A woman from Kent whose family business was running an illegal waste operation has been given a total of 30 weeks’ custodial sentence. Lucy Mete, 26, helped her father and sister run the operation for two years at their farm near Faversham.
The Environment Agency prosecuted James Mete and his daughters, Lucy and Billie Mete, after obtaining evidence that 135 lorry loads of soil and builders’ waste were dumped and treated at Thirwell Farm in Drove Lane, Hernhill, between 2014 and 2016. The work needed an environmental permit, which it didn’t have.
Following a 6-day trial at Maidstone Crown Court in March 2019, a jury found James Mete, Lucy Mete and Billy Mete guilty of breaking environmental law. All 3 did not appear at court for sentencing.
At this hearing in January 2020, the court heard Lucy Mete, 26, owned part of Thirwell Farm, allowing her father, James, 56, of the same address, to use the farm to deposit and treat the materials against the law. Lucy Mete was given a 26 weeks’ custodial sentence for 1 count of breaching Environmental Permitting Regulations (EPR) 2010 regulation 12 and 38(1)b EPR 2010. For failing to appear at court for sentencing, she received 4 weeks’ custodial sentence; both to be served consecutively for a total of 30 weeks.
A warrant remains in force for the arrest of James Mete for failing to attend court for sentencing last March.
Alan Cansdale, Environment Manager for the Environment Agency in Kent, said:
This was a deliberate breach of the law. James, Lucy and Billie Mete all knew their actions amounted to a criminal offence, but still allowed waste to be dumped, kept and treated at Thirwell Farm for a number of years with no permit from the Environment Agency.
The Metes’ illegal activity affected the public’s enjoyment of the area, as a footpath ran through the site.
To help us take enforcement action, like we have in this case, we encourage legitimate waste operators and the public to report any suspicious waste operations on 0800 807060.
In April 2015, officers from the Environment Agency and Kent Police raided Thirwell Farm following a number of reports of waste being tipped there. Officers found many large piles of waste soils and rubble, as well as machinery for processing it. During the visit, environment officers turned back a lorry that had arrived to tip waste. During the trial in March 2019, the court heard from an expert witness that the volume of materials on the site had increased by over 40,000 cubic metres between January 2011 and September 2015. This equates to roughly 53,000 tonnes of material.
Both the lorry driver and the owner of a building supplies firm gave statements to the Environment Agency, saying James Mete was their main contact at the farm, despite him saying in interview he didn’t encourage firms to drop waste there.

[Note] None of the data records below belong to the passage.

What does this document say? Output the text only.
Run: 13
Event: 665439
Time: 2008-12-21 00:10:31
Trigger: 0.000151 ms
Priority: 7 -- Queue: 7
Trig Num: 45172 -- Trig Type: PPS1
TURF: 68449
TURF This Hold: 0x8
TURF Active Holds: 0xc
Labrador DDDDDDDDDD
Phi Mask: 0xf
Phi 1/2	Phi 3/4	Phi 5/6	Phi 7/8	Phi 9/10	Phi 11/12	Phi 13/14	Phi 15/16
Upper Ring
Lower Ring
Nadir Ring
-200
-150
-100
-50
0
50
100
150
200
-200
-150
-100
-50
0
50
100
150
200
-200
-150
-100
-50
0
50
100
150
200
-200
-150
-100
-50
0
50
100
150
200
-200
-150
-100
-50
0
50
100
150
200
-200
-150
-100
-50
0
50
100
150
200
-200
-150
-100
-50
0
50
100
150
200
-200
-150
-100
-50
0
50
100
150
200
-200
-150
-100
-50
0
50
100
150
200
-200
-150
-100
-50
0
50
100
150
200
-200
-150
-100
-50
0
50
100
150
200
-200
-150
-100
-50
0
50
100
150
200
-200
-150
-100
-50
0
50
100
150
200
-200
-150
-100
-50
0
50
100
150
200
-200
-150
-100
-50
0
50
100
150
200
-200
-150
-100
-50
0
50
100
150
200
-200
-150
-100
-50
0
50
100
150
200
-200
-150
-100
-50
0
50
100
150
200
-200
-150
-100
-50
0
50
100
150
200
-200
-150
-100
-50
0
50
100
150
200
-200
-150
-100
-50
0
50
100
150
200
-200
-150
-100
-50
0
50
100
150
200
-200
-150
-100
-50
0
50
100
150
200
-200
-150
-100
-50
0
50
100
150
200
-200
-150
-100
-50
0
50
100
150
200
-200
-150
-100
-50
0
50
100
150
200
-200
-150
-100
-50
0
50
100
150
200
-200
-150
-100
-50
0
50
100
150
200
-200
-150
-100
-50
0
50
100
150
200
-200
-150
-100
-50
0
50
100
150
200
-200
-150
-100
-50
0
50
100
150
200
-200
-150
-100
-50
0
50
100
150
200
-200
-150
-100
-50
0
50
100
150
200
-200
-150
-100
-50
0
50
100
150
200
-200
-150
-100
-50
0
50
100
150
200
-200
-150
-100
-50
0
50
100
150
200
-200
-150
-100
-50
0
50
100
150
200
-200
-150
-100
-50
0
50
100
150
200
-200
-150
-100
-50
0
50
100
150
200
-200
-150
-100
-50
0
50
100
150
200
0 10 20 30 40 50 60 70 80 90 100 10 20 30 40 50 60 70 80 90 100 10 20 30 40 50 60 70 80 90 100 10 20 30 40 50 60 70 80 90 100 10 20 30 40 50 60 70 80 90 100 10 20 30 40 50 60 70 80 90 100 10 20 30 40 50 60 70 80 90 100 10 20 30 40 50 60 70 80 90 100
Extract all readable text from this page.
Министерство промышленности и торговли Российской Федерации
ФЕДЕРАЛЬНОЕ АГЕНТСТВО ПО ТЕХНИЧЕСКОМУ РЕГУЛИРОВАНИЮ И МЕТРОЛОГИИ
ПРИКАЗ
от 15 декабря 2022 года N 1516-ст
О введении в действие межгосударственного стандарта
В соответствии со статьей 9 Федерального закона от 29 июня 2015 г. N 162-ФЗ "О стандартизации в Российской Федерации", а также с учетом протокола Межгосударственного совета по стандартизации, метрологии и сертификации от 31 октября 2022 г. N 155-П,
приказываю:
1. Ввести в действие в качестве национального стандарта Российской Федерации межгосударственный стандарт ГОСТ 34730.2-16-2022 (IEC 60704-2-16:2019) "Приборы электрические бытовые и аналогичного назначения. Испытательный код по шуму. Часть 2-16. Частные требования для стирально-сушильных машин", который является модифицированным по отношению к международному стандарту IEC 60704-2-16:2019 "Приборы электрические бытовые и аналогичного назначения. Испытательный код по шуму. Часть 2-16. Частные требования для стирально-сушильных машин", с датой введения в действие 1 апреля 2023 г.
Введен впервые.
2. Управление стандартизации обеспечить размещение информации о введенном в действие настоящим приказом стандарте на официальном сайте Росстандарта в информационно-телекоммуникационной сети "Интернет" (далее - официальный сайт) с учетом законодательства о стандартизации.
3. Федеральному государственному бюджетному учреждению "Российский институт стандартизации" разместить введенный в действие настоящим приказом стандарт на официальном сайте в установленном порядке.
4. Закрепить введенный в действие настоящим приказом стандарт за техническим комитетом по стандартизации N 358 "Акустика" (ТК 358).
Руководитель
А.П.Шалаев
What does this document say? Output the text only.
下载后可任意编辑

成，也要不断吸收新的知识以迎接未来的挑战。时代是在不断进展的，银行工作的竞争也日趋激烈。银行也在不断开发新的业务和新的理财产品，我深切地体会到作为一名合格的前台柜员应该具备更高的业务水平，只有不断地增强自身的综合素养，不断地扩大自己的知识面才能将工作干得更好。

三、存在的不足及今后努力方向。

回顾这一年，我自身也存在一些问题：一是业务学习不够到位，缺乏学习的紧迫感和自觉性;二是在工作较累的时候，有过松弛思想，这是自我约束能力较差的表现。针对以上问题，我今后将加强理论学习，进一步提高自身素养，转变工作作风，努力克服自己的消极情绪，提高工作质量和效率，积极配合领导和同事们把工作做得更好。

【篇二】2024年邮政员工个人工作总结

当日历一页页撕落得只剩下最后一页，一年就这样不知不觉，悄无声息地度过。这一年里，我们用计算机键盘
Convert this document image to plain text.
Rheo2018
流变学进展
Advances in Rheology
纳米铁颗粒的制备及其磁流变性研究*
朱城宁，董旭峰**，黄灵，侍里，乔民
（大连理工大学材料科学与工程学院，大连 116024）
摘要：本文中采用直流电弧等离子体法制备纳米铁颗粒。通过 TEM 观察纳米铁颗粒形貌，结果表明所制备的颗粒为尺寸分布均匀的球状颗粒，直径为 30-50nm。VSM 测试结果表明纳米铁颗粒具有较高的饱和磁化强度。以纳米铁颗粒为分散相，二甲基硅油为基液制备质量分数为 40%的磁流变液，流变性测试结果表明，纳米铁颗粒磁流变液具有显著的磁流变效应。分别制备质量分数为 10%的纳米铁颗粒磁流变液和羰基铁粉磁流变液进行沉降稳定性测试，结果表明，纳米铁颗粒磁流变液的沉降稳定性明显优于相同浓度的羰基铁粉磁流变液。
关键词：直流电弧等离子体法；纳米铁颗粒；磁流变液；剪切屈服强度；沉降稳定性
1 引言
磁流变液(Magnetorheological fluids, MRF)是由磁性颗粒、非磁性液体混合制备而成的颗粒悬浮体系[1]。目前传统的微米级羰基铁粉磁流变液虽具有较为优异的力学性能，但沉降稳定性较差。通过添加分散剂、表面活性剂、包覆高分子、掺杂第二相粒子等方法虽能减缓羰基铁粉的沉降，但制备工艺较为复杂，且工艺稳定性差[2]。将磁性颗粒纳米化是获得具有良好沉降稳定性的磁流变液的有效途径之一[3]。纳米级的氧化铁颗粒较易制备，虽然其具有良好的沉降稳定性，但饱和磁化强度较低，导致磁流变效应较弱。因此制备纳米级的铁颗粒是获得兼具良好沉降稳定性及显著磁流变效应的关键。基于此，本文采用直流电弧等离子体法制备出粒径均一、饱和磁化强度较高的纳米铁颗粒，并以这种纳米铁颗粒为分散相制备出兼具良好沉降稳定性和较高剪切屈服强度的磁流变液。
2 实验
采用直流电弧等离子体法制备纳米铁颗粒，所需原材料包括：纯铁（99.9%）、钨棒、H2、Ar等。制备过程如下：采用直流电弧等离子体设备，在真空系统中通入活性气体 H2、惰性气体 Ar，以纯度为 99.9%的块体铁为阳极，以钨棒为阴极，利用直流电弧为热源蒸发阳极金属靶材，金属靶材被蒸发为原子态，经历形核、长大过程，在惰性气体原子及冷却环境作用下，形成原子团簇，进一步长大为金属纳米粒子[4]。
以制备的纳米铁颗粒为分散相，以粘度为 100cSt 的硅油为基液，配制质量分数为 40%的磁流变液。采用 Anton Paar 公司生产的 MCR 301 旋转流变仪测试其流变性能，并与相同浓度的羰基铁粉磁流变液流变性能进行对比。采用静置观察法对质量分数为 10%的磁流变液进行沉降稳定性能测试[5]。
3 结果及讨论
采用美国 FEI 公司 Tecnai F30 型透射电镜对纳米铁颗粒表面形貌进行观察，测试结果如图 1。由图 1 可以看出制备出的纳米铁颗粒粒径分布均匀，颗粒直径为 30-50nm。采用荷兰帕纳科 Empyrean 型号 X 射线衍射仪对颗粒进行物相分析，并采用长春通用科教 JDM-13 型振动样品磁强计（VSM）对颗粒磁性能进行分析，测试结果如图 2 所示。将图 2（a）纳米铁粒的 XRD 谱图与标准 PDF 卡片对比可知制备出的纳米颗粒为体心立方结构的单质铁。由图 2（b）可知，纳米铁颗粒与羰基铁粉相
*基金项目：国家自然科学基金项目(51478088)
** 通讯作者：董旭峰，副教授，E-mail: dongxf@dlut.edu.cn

On 10 July 2019, Lucy’s sister Billie Mete was sentenced to 6 weeks in prison, suspended for 2 years. She was also given 28 days in jail for breaching the terms of her bail by not attending court for sentence in March, but walked free from court having already served more than half this amount.
James Mete, Lucy Mete and Billie Mete were each convicted of one count of Regulation 38 (1) (b) contravening Regulation 12 (1) (a) of the EPR (England and Wales) 2010.